Nachdem wir dies aus dem Weg geräumt haben, darf ich hemmungslos Fanboy-en und sagen, wie verliebt ich in jeden der drei in diesem Buch abgedruckten Monologe bin (zu dem sich ein Szenenfragment gesellt, das der Autor dankenswerterweise noch gefunden hat und von dem man sich wünscht, es wäre länger – wobei es auch in seiner Kürze ein Genuss mit Peitschenknall ist). Bennett erzählt von den unerhörten Gefühlen einer Mutter, von der Trauer einer Witwe, von den letzten Freuden in einem Altenheim – und irritiert, rührt und amüsiert mit einer Treffsicherheit, die einfach eine Freude ist.

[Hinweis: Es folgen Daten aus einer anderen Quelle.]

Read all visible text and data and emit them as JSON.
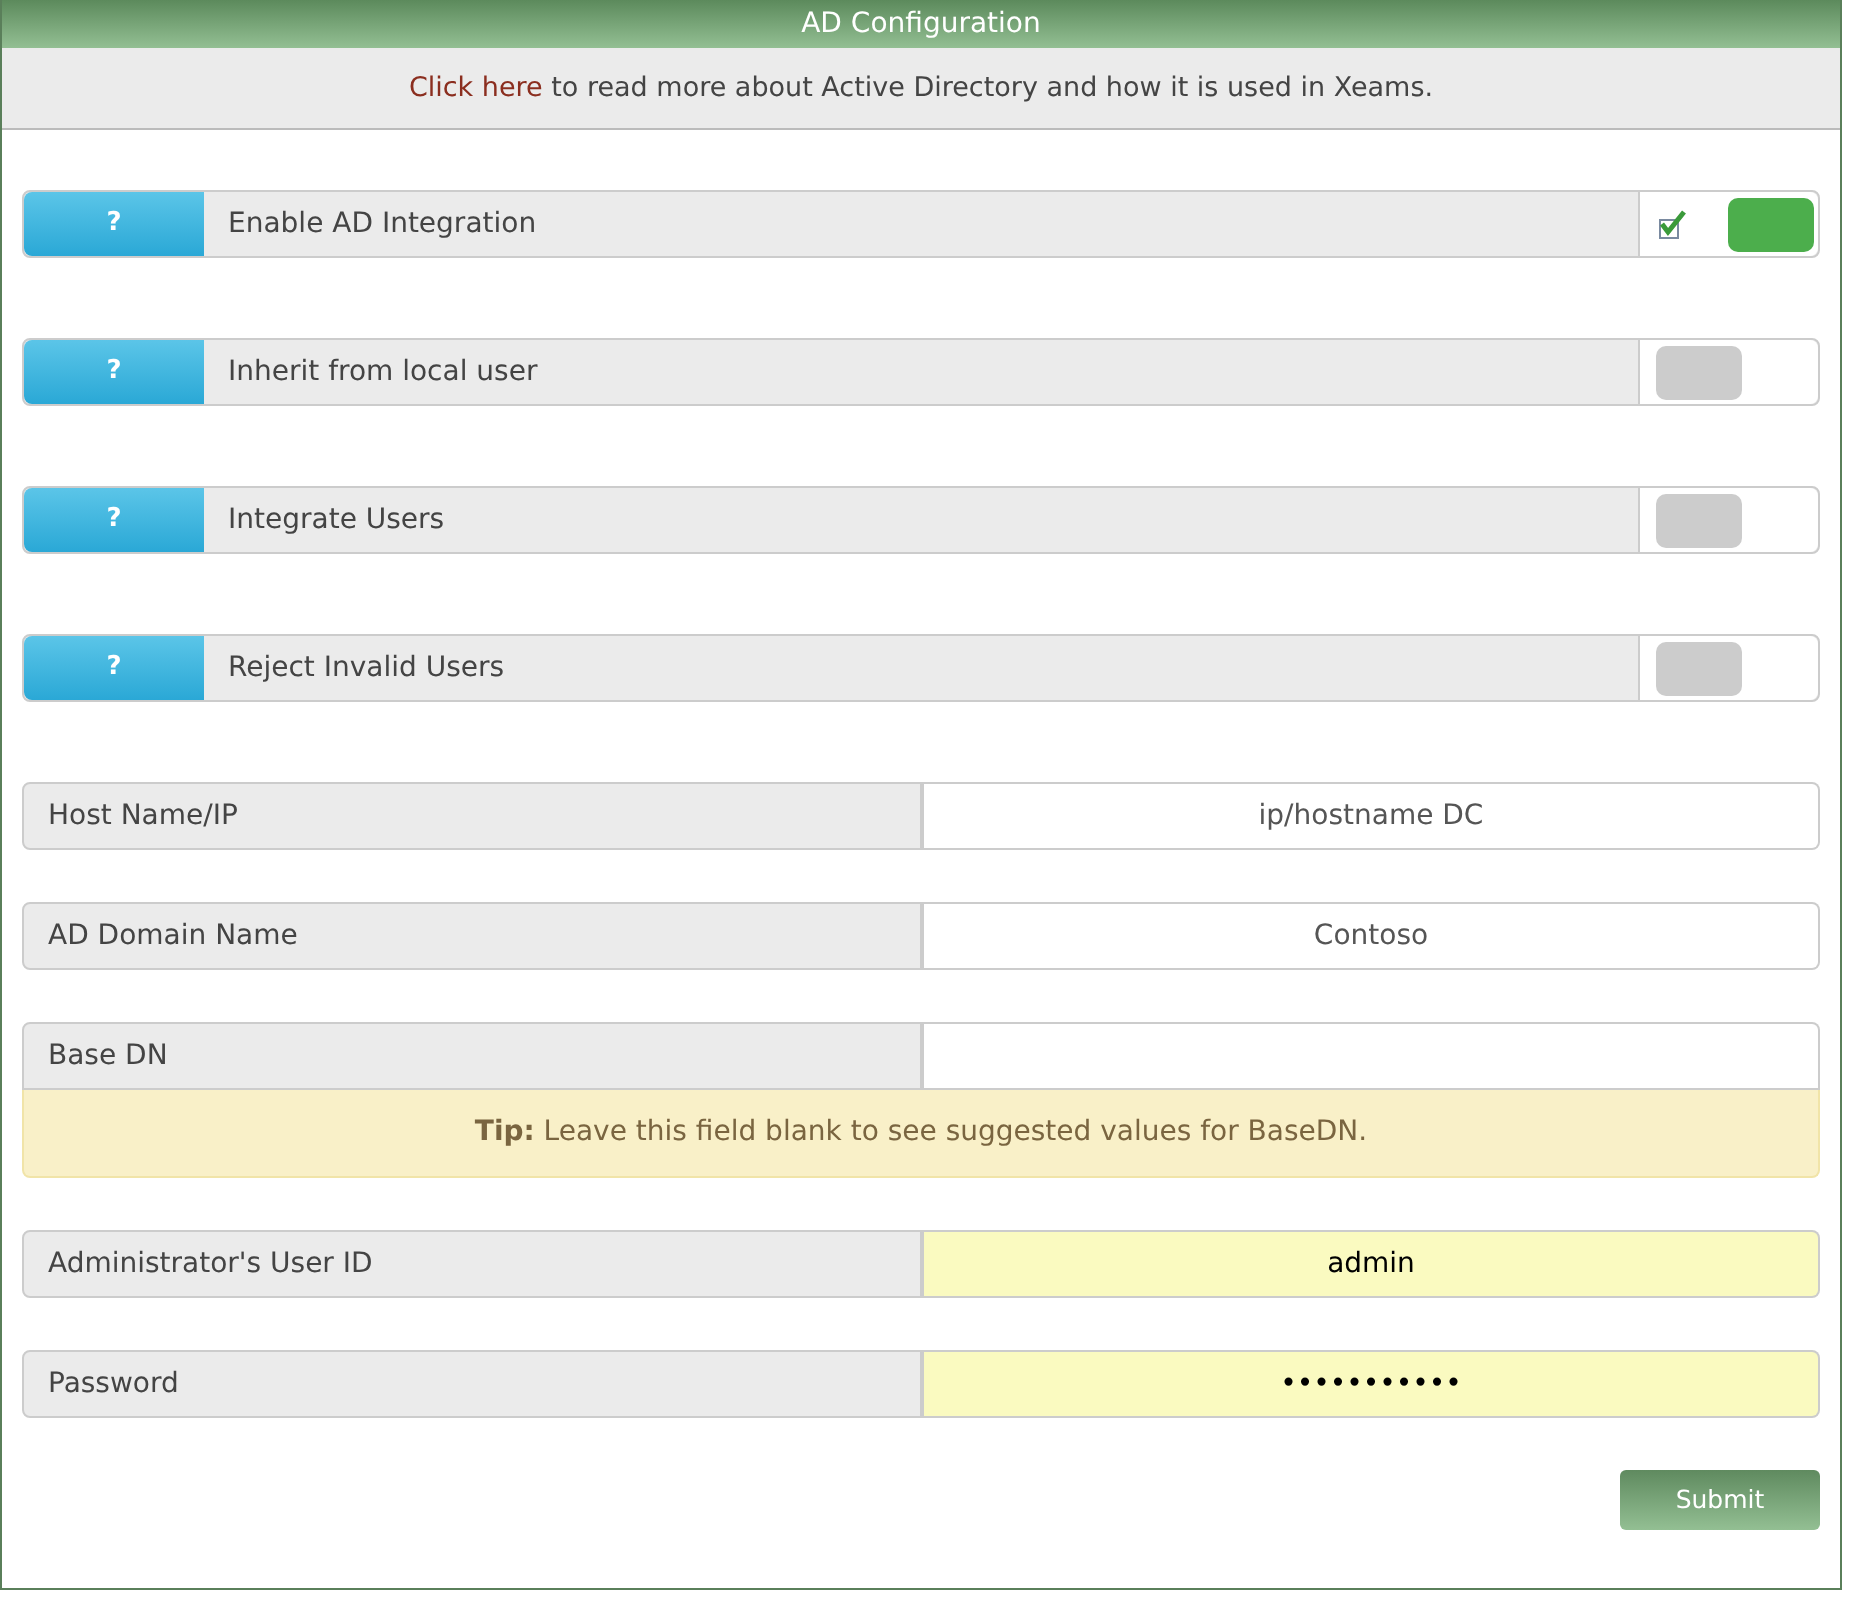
{
  "panel": {
    "title": "AD Configuration"
  },
  "info": {
    "link": "Click here",
    "text": " to read more about Active Directory and how it is used in Xeams."
  },
  "toggles": [
    {
      "help": "?",
      "label": "Enable AD Integration",
      "on": true
    },
    {
      "help": "?",
      "label": "Inherit from local user",
      "on": false
    },
    {
      "help": "?",
      "label": "Integrate Users",
      "on": false
    },
    {
      "help": "?",
      "label": "Reject Invalid Users",
      "on": false
    }
  ],
  "fields": [
    {
      "label": "Host Name/IP",
      "value": "ip/hostname DC",
      "autofilled": false
    },
    {
      "label": "AD Domain Name",
      "value": "Contoso",
      "autofilled": false
    },
    {
      "label": "Base DN",
      "autofilled": false,
      "tip": "**Tip:** Leave this field blank to see suggested values for BaseDN."
    },
    {
      "label": "Administrator's User ID",
      "value": "admin",
      "autofilled": true
    },
    {
      "label": "Password",
      "value": "•••••••••••",
      "autofilled": true
    }
  ],
  "submit": "Submit"
}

Jede dieser Miniaturen ist so befriedigend, als hätte man einen Roman genossen – wobei ich dazu rate, die vorangestellten Einführungstexte erst nach der Geschichte zu lesen. Bennett ist ein genauer Beobachter, der die Schwachstellen der Menschen mit Argusaugen erkennt, dabei aber ein Lächeln auf den Lippen hat; fernab jeder „political correctness“ verwebt er Lebenserfahrung (und vermutlich auch -weisheit) mit Humor, und was soll ich sagen: I was dancing all night long.

Bravo, Alan Bennett, stehende Ovationen und thank you for the music.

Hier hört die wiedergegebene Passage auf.